Como reza a denominação correta – consoante sua Constituição –, o Estado brasileiro  não poderá aplicar medidas de antecipação da morte. Permitirá nos casos mencionados, mas não adotará nenhuma delas como política pública. Se a natureza jurídica da pena de morte é a extirpação do direito e se a Constituição Federal de 1988 assegura a “inviolabilidade do direito à vida”, amparar os dois preceitos seria um absurdo lógico.

Outra falência cognitiva está em discutir a pena de prisão perpétua – uma vez que a pena de morte afrontaria alguns preceitos religiosos. Do mesmo modo, no mesmo artigo 5º, a Constituição proíbe a adoção de penas crueis e degradantes: “III - ninguém será submetido a tortura nem a tratamento desumano ou degradante”. Logo, a prisão perpétua está rechaçada porque é a mais degradante das penas.
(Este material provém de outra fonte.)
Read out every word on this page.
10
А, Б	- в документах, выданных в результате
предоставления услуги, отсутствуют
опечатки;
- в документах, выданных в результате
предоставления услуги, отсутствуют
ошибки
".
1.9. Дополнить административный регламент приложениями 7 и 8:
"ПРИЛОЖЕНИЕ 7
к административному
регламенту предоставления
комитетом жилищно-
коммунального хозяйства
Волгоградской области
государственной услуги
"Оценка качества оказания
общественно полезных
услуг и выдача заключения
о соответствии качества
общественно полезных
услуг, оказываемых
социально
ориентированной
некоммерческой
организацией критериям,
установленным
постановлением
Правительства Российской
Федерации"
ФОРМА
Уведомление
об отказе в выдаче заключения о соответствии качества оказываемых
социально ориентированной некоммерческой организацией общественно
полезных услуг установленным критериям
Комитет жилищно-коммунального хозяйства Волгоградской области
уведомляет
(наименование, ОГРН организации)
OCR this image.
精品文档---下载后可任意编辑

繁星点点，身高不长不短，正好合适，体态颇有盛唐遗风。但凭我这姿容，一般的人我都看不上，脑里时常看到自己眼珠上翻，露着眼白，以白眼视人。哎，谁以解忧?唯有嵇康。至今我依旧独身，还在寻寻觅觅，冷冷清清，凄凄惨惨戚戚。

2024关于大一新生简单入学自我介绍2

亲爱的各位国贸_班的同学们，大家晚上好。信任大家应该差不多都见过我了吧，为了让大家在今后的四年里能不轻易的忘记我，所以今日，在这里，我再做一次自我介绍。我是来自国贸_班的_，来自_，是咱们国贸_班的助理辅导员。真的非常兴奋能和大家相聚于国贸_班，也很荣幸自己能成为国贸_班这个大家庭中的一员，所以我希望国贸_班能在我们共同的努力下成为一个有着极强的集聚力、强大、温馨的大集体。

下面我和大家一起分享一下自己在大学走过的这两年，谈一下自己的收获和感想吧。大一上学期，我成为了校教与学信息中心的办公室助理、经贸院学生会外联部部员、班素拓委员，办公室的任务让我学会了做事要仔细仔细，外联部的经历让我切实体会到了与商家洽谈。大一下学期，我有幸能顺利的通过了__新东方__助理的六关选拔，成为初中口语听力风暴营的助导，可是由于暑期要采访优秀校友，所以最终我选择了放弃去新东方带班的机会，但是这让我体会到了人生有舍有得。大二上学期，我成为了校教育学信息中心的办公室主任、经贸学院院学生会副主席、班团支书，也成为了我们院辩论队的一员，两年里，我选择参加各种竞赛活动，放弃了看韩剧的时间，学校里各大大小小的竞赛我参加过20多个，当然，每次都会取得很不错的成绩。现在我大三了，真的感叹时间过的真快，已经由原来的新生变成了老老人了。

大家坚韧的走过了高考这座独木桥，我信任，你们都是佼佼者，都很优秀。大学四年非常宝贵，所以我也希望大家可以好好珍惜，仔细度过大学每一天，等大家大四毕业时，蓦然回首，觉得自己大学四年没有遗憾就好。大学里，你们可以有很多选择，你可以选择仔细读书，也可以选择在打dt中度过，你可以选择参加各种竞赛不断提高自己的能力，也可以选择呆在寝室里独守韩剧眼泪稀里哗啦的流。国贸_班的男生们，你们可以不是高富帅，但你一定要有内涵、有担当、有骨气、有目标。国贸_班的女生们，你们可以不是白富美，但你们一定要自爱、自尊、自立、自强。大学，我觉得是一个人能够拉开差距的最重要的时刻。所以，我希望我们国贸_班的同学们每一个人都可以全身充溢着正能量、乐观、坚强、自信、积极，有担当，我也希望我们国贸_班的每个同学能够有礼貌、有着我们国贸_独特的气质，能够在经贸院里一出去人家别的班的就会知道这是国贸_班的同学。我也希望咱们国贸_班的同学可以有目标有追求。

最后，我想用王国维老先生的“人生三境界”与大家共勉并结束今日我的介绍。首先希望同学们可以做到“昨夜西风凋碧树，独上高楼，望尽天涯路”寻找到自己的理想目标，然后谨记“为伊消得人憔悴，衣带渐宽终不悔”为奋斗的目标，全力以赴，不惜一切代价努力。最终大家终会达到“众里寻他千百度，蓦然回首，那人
Além do fator da ressocialização previsto na pena, a prisão perpétua leva-nos à conclusão de que alguns são “irrecuperáveis”.

 Ainda prevê o inciso XLI, do mesmo artigo 5º, que: “a lei punirá qualquer discriminação atentatória dos direitos e liberdades fundamentais”. Quer dizer que, qualquer iniciativa que promova adulteração/violação do artigo 5º da CF/88 será considerada ilegal e ilegítima, cabendo-lhe sim o “rigor da lei”. Se não bastasse, o inciso XLVII declara taxativamente que: “não haverá penas: a) de morte, salvo em caso de guerra declarada, nos termos do art. 84, XIX; b) de caráter perpétuo; c) de trabalhos forçados; d) de banimento; e) cruéis.

Trata-se, como visto, da Constituição protegendo-se a si mesma, inclusive, para que não supervenha o expediente utilizado pelos nazistas contra a Constituição de Weimar (1919). Nem é o caso de se expor prós e contras acerca dessas penas, simplesmente, não cabe sequer debater o assunto com a mínima seriedade jurídica.

Sobre os autores
Vinicius Valentin Raduan Miguel

Advogado. Mestre em Direitos Humanos e Política Internacional pela Universidade de Glasgow. Professor de Direitos Humanos e Hermenêutica Jurídica da Faculdade Católica de Rondônia. Professor Substituto/Auxiliar do Departamento de Ciências Econômicas da Universidade Federal de Rondônia, onde é coordenador da Pós-Graduação em Segurança Pública e Direitos Humanos. Presidente da Comissão de Estudos Constitucionais da OAB/RO. Representante da Associação Nacional dos Centros de Defesa da Criança e do Adolescente (ANCED) no Comitê Nacional de Prevenção e Combate à Tortura.

Fátima Ferreira Martinez

Professora de Ética e Legislação Aplicada aos Negócios no Centro Universitário Eurípides de Marília – UNIVEM. Bacharel e Mestra em Direito.

Vinício Carrilho Martinez

Pós-Doutor em Ciência Política e em Direito. Coordenador do Curso de Licenciatura em Pedagogia, da UFSCar. Professor Associado II da Universidade Federal de São Carlos – UFSCar. Departamento de Educação- Ded/CECH. Programa de Pós-Graduação em Ciência, Tecnologia e Sociedade/PPGCTS/UFSCar Head of BRaS Research Group – Constitucional Studies and BRaS Academic Committee Member. Advogado (OAB/108390).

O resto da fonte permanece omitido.